Menjelang tahun pemilihan umum, bahasa seperti itu dapat menyesatkan publik, memengaruhi pilihan mereka dan arah pembuatan kebijakan masa depan.
Masyarakat yang tidak sepenuhnya sadar akan realitas yang ada tidak dapat meminta pertanggungjawaban para pemimpinnya atau mendorong perubahan yang berarti.
Di saat Indonesia berada di ambang transformasi politik dan ekonomi yang signifikan, kebutuhan berdialog yang lugas dan tidak berbelit-belit menjadi sangat penting.
Para pemilih berhak untuk mengetahui realitas negara sesungguhnya, bahkan jika realitas tersebut “tidak nyaman”. Strategi yang efektif dapat dirumuskan dan diimplementasikan melalui penilaian yang jernih terhadap tantangan-tantangan negara.
Seiring dengan persiapan Indonesia menuju Pemilu 2024, wacana politik harus bergeser dari eufemisme menuju bahasa yang menghargai kecerdasan dan kemandirian rakyat Indonesia.
Hanya dengan demikian, proses demokrasi dapat berjalan sebagaimana mestinya, didukung para pemilih yang terinformasi dan aktif, yang mampu mengambil keputusan yang akan menentukan masa depan bangsa.
Tanggung jawab terletak pada para pejabat, media, dan masyarakat sipil untuk membina lingkungan di mana transparansi lebih dihargai daripada pengaburan kebenaran.

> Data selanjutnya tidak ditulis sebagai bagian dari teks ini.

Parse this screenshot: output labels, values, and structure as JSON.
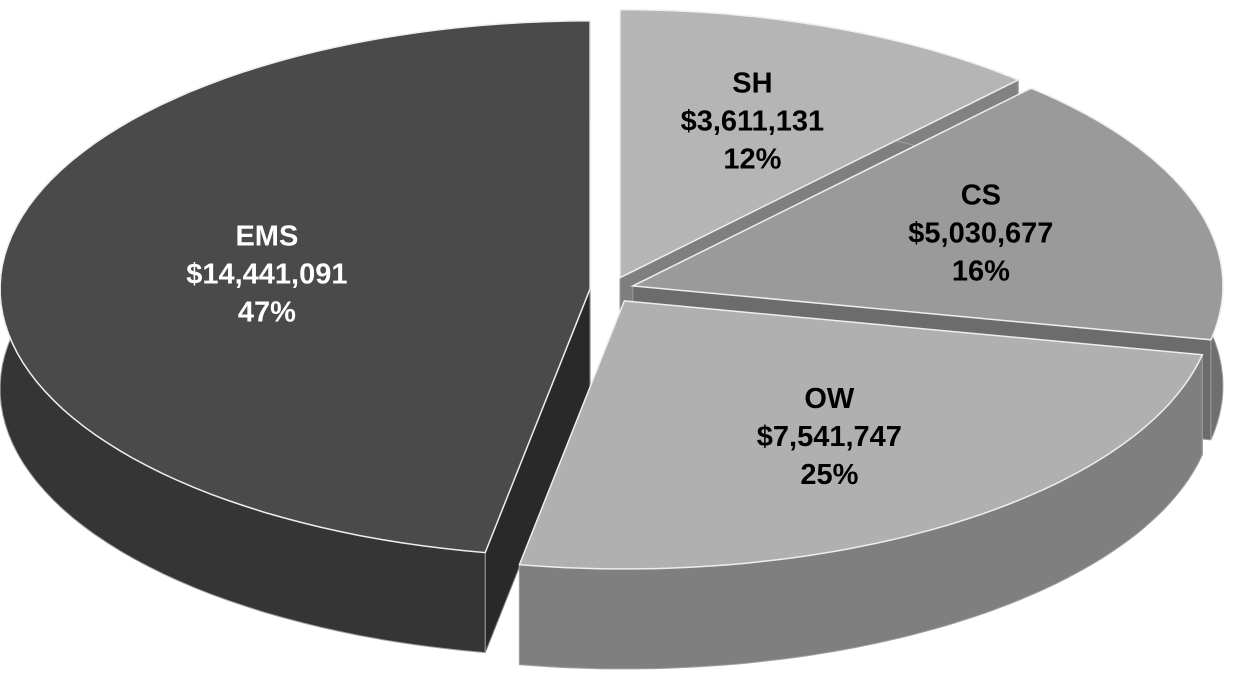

Pengaburan kebenaran melalui eufemisme juga dapat menciptakan kesenjangan antara realitas hidup warga negara dan versi “bersih” yang definisikan oleh para pejabat.
Kesenjangan ini dapat mengikis kepercayaan terhadap lembaga-lembaga publik, karena warga negara menyikapi pernyataan para pemimpin secara skeptis, mempertanyakan integritas informasi yang diberikan kepada mereka.
Skeptisisme itu akan berdampak signifikan di tahun politik. Ketika para pemilih tidak dapat memercayai pernyataan atau bahasa para pemimpin mereka, proses membuat keputusan yang tepat di tempat pemungutan suara menjadi terganggu.
Fondasi demokrasi, yang bergantung pada keterlibatan warga negara dan informasi, menjadi lemah ketika para pejabat menggunakan bahasa yang mengaburkan dan bukannya memperjelas kebenaran.
Lebih jauh lagi, penggunaan eufemisme secara strategis dapat dilihat sebagai upaya yang disengaja untuk memanipulasi proses pemilu.
Dengan melunakkan dampak berita negatif, para pejabat mungkin berusaha menjaga stabilitas dan kontrol politik menjelang pemilu.
Namun, stabilitas jangka pendek ini harus dibayar mahal: “kesehatan” jangka panjang dari proses demokrasi dan kemampuan masyarakat untuk merespons krisis dengan urgensi dan sumber daya yang diperlukan.
Ketergantungan pada eufemisme juga menimbulkan pertanyaan tentang dinamika kekuasaan yang melekat dalam komunikasi politik.